Fuck it muscles—tell me more.

Fuck it muscles are when you pick up something, and you realize you're getting in your head and it doesn't actually matter, and you say fuck it and get rid of it. Do that with small things and say, "This doesn't matter as much as I think it does. Fuck it." Get rid of it. Donate it, recycle it, whatever you need to do. Then it becomes second nature. And when your fuck it muscles are nice and strong, that's when you tackle the basement.

But some of those things are sentimental!

You're getting in your head. You're worrying about “Aunt Susan gave this to me. I really shouldn't get rid of it.” But if you know how you want your space to look, you're going to have a much easier time making those decisions. And as you make those decisions, you're going to build up that ability and that's going to carry through life. You're going to be able to make those decisions in any situation—not just in tidying.

One of the things you talk about is storing stuff in the cloud. Which makes perfect sense, but it makes me really nervous. I have these old Zip disks and CDs and they have information on them that I thought was precious at one point, but I'll never know what it is because I can't read them anymore, because who has a Zip drive?

You thought it was precious at the time, but it's clearly not anymore. So I think you're OK to throw those things out. I've done the same thing. And that's why I say the cloud's the best thing. There is no physical thing that you need to plug into another thing that might not be there three years now.

Technology evolves too quickly to rely on physical storage. And it doesn't seem like Google Drive is going anywhere.

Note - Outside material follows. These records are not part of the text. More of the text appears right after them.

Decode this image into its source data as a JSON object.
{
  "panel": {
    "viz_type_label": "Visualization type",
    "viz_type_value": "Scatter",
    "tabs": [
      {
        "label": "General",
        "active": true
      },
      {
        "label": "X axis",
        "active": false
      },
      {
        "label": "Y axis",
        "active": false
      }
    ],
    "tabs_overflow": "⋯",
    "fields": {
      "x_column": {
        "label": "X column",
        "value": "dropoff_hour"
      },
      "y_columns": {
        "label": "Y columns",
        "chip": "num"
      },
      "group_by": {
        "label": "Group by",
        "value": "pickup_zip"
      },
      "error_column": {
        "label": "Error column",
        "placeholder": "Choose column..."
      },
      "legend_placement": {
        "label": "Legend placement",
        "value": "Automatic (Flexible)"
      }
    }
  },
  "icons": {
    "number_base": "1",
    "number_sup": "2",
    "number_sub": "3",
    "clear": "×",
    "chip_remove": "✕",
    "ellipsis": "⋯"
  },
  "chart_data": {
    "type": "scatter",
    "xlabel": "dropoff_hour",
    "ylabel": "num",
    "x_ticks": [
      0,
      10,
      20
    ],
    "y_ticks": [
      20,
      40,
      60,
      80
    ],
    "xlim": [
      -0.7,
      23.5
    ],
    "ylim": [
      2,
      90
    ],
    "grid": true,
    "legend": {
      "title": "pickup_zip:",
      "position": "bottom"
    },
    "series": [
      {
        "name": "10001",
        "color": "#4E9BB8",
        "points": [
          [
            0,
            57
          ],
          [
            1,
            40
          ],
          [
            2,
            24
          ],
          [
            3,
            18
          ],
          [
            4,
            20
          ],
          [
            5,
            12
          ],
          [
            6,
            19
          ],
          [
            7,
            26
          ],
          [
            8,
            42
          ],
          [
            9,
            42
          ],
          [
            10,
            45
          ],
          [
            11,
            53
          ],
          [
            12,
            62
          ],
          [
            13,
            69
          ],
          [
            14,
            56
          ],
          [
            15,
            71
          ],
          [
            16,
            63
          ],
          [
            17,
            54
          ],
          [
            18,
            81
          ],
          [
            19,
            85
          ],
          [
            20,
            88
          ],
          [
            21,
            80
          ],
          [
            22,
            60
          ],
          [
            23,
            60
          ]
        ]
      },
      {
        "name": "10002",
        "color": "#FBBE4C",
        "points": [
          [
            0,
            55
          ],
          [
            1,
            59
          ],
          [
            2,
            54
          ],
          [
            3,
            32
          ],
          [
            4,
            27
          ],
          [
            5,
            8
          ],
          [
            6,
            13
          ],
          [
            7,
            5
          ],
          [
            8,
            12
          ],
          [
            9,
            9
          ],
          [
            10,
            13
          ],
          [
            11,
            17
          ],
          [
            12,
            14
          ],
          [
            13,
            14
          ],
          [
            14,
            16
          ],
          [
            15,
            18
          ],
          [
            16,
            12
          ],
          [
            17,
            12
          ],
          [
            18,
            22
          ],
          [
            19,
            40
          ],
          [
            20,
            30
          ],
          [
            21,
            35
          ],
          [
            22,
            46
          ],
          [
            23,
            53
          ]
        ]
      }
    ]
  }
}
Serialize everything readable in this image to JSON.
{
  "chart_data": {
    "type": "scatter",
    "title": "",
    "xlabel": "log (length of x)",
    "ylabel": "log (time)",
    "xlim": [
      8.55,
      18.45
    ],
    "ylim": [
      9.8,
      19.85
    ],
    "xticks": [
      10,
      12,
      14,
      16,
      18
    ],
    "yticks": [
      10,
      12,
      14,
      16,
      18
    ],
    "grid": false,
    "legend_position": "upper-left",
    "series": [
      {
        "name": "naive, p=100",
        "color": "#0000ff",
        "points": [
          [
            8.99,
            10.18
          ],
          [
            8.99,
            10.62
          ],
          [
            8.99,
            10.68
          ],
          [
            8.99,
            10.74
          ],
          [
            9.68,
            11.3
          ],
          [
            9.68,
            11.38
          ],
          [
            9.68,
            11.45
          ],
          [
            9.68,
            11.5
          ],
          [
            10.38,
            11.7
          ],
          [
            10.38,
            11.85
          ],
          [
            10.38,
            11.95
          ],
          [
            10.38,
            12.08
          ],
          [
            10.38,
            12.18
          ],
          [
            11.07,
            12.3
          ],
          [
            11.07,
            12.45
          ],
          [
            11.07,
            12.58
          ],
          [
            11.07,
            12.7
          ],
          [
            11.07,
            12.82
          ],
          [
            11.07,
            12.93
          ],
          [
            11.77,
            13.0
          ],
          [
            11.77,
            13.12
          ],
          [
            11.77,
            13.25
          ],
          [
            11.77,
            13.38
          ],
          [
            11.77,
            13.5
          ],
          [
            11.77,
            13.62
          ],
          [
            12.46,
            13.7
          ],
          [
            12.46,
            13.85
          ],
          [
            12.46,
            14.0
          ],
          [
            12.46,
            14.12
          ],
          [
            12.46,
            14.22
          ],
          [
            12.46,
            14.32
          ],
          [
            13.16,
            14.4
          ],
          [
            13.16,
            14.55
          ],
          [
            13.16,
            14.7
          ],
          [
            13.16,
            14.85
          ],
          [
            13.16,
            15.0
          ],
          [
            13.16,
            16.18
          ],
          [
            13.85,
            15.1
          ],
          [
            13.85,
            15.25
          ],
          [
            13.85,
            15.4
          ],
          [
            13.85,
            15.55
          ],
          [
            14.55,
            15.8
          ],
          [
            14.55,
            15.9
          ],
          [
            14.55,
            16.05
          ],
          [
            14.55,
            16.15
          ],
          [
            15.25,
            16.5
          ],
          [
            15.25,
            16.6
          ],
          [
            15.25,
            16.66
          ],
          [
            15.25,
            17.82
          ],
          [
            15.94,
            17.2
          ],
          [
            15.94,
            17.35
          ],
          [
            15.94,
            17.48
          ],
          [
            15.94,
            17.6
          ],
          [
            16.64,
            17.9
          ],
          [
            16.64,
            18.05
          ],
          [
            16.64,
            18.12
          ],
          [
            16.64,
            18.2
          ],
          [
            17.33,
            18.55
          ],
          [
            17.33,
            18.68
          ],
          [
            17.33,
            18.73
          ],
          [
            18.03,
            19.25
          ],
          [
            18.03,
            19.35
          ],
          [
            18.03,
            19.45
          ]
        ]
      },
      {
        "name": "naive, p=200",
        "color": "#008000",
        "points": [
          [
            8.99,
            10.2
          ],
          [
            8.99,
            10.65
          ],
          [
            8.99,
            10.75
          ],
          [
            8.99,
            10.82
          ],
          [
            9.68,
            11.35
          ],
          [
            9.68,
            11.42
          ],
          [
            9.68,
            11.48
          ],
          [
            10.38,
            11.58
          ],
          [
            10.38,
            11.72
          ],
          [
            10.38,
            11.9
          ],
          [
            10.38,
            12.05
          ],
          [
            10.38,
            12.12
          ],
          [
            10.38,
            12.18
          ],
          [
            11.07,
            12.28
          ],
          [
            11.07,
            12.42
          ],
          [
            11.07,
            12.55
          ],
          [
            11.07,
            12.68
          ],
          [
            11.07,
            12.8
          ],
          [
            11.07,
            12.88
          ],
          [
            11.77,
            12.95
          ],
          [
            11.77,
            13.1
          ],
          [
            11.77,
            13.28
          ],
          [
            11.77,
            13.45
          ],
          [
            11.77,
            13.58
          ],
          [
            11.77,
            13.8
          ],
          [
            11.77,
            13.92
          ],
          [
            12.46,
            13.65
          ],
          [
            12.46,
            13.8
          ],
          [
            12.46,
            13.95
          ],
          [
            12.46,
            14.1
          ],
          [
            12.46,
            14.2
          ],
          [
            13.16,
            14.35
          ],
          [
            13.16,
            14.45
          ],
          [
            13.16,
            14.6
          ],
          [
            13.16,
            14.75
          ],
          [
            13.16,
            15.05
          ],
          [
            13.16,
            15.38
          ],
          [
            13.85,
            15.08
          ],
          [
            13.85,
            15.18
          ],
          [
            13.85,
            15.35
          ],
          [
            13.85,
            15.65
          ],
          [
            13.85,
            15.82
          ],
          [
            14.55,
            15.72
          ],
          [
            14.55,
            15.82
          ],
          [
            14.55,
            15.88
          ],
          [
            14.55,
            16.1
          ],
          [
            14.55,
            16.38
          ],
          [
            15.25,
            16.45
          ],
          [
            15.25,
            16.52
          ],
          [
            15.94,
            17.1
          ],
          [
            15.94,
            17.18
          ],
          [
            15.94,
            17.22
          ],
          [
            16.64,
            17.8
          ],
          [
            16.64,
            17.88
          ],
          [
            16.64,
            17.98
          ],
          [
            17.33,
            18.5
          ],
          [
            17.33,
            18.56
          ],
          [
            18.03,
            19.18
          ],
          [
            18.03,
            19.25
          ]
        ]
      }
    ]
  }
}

I may be wrong about that. We didn't see the demise of the floppy disk coming. But it feels like Google's here for the long haul.

I mean when we were first putting stuff on CD-ROM, we thought it was such a long-term durable storage media …

And now computers don't even have a CD drive. What are you supposed to do? I'm not going to go out and buy a CD drive. So I'm probably just going to throw out the CDs.

it's like emotional shedding by obsolescence or something.

You're being forced. Swept up in the tide of technology.

As the reader moves through the book, it becomes clear that a person has to deal with their psychological baggage even as they deal with their literal suitcase collection. How much did you intend this to be a book for external space versus internal space?

I don't know that it was intentional. But I realized that what it comes down to is that you want your house to be your happy place. You want it to feel like a breath of fresh air, and that means that you're going to have to do some internal work.

If you're somebody who feels a lot of pressure and guilt, you're never going to be able to focus on what you want to create that happy space. It's all entwined. If your house is a total wreck, yes, it could be that you are too busy to deal with it. But it could also be that you haven't dealt with some internal stuff, and you need to sort that out and then your house will reflect that.

You're going to have to figure out what you want and discard some of the baggage that you have.

Last question: It’s about Legos. I used to have them organized by color and stored in plastic bins. But now they’re just all built-and-then-half-broken on the table in my kid’s room. We're never going to put them all together again and display them on the shelves. They’re just kind of a messy boneyard. It makes me anxious.

The whole point of Legos is to keep playing and keep transforming them. So you don't really want them to be set up on a shelf. If it's bothering you to see it like that, then definitely sweep everything into a bin, as long as it’s not going to bother your kids to have their Legos in a bin. But if it's actually a happy mess, then maybe don't worry about it.

It’s a joyful thing. They're playing they're creating and it's OK that some of them are half-formed. That's how I think of Legos. It's a happy mess. It's not something you need to control.